Week 10: Mini-missions

The stats:

I have studied Yiddish for 72 days
I have studied Yiddish flashcards for a total of 31 hours
I have reviewed 950 individual flashcards

There doesn't seem to be anything nowadays that can't be gamified, and language learning is no different. So a lot of language blogs use phrases drawn from the world of video games to describe their progress, and one especially popular term is "leveling up."

I presume you have played video games in the past, as you are a human in the 21st century, but if not, here is what it means to level up: It generally means that you have reached a new level of accomplishment, and, with that, you generally gain increased abilities, or new abilities.

It seems likely that the first person to use the phrase in language learning was a fellow named Moses McCormick, who is responsible for a series of videos where he goes out and locates strangers who speak a language he is studying and then engages them in conversation. It's his version of leveling up that you most often find on blogs, but it isn't very useful to me. There just aren't that many places in Omaha where I can go and find someone who speaks Yiddish and then start talking to them.

But I am in the thick of the grind right now, which, come to think of it, is another word stolen from video games. In the game word, "grinding" is any repetitive task required to move forward. It's notoriously a little dull and frustrating, because it feels like forward momentum has halted. And that's very much how I feel now.

Mostly I'm just adding new words to my flashcards, and bit by bit adding to my vocabulary, and am adding sentences from a grammar book, and so am bit by bit learning how Yiddish constructs sentences. The end goal of this is to be able to say whatever I want in Yiddish, and understand what I hear and read. And that's a really long-term goal.

But a well-designed game has a few things built in to keep players from getting bored, and I think I am going to borrow one of these: The mini-mission, or mini-game. These are tasks that can be accomplished relatively quickly and are meant to be fun.

I mean, right now I have a learning program that has very few major objectives: Learn the 1,000 most common words, learn everything from a grammar book, learn a hundred or so common phrases, and then keep adding to my vocabulary, presumably forever. I have a sense of various stations of language competence, about what you need to know to reach those stations, and about how long it typically takes to get there, and that's it.

But there is a lot more to language than simply reaching certain levels of fluency. I've already gestured at one of these: wanting to understand Yiddish songs. And I have broken down a few songs into their constituent parts and started to learn them, and this is a pretty enjoyable mini-mission. It's not necessarily useful -- songs tend to be written differently than people speak, and so a line from a song might not work that well in spoken language, especially the more tortuous lyrics that bend over backwards to make a rhyme.

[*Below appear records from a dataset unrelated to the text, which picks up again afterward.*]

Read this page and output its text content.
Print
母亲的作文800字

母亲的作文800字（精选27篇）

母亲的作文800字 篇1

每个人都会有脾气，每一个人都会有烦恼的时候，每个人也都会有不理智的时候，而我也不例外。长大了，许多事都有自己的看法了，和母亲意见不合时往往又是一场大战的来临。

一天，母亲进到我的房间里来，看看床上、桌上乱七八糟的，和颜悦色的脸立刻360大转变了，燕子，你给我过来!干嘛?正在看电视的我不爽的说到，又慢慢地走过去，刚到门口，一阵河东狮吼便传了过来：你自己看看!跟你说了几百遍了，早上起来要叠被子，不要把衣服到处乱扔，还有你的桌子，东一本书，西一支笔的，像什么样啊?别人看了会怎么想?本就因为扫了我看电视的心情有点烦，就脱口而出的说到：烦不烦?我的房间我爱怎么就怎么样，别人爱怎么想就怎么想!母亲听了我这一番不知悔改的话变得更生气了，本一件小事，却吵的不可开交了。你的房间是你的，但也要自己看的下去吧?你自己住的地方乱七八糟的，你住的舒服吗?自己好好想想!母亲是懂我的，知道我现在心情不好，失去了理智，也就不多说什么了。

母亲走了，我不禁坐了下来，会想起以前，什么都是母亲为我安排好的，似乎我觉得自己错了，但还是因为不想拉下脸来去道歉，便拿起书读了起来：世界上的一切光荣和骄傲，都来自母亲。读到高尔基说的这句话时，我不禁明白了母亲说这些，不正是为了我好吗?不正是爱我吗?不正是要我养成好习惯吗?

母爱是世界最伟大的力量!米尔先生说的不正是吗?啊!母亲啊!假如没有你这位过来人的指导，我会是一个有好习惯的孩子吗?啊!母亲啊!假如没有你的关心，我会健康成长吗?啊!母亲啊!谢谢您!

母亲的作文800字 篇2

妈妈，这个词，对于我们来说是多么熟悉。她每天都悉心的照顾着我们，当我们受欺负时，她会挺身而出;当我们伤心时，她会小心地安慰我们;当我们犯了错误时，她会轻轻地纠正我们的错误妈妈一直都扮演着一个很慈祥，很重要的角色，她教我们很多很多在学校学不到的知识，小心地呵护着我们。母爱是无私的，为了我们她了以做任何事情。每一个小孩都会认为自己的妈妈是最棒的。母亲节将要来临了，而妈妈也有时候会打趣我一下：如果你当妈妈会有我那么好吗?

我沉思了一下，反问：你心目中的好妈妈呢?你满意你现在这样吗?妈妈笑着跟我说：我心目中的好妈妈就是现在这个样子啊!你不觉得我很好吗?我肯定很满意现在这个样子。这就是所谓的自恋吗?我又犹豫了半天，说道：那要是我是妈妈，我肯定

But songs are they way I primarily interact with Yiddish just now, and so I'd like to understand them.

There is something else I have always wanted to do with language, and I think I will turn this into an occasional mini-mission: I want to be able to complain in Yiddish. More than that, I want to be able to cuss and curse in the language, which it is famously good at. Again, this is not necessarily something useful, as these are the sorts of thing you mutter under your breath, and even if I shouted them at someone else, they probably won't understand. But I like the idea of Yiddish as a private language to grouse in.

I will think of similar mini-missions in the next few weeks. When the grind starts to get a bit exhausting, it will help to have these.

I would also like to think about my own approach to leveling up. Because right now I am not working with easily identifiable levels, but instead this sort of endless continuum of fluency. But there are things I want to be able to do with language, and I need to identify those things, and then identify how I will know when I can do them. I've actually already accomplished a few of these sorts of things without planning to: I can name every day of the week, every month of the year, the four seasons, and all four cardinal directions.

I know that people are suffering from a sort of gamification exhaustion, as the term became so popular, and then was so misapplied, that for a while everything seemed to have been gamified in a manipulative and decidedly unfun manner. But I think the essential tools are still sound, and, at the very least, I hope to be able to use them to keep language learning entertaining and recapture the sense of forward momentum I had when I started this.


Week 9: ESL and language acquisition

The stats:

I have studied Yiddish for 65 days
I have studied Yiddish flashcards for a total of 27 hours
I have reviewed 846 individual flashcards

It's the grind all right. I continue to add to my Yiddish without gaining any appreciable understanding of the language. I suppose, like everything else worth doing, language acquisition is a discipline, and the discipline is that you continue to do it when the benefits aren't obvious.

There are stages of language acquisition. ESL teachers divide it up into four stages, as summarized by me below with the amount of time they average it takes.

1. Pre-production: (Six months) This is when you have so little language as to not be able to communicate in it as all, although you might have as many as 500 passive words that you understand. Thankfully, I am passed this stage.

2. Early production: (six months to one year) This involves an active vocabulary of about 1,000 words, and learners can speak short, one- or two-sentence phrases. They also have memorized chunks of language for everyday use. This is very much where I am now.

3. Speech emergence: (one to three years) This involves a vocabulary of about 3,000 words, and learners can communicate short stories, ask simple questions, engage in short conversations, and follow easy-to-read stories. I feel like I am close to reaching this point.

4. Intermediate fluency: (three to five years) This involves a vocabulary of about 6,000 words, and learners are able to construct more complex sentences, including expressing opinions. They can ask clarifying questions.

5. Advanced fluency: (five to seven years) Students at this stage are at near-native levels of fluency.

In the next few weeks, I'll have acquired about 1,000 words, which means I can expect to have a vocabulary of between 4,000 and 5,000 words by the end of my first year.

If I were in an ASL class, I would barely be in the pre-production stage, and would have four more months, on average, before I reached speech emergence. But I am certainly well past that point -- I have a detailed argument with myself about what accent I should be using the other day, and the argument was entirely in Yiddish, albeit almost certainly in broken Yiddish.

Nonetheless, this means I am well into the early production stage, and starting to tip toward the speech emergence stage, none of which is expected for another four months to a year. So, credit to this approach to learning language -- it does work quite quickly, even if it feels like it is crawling just now.

Of course, I can't actually know how well I am learning the language until I test it in actual communication. Once I reach a thousand words, I think I shall have to start seeking some sort of mechanism of communication. There are online sites designed specifically for this, such as conversation exchange, but I'm not finding much by way of Yiddish on these sites. I'll start looking into it in earnest this week.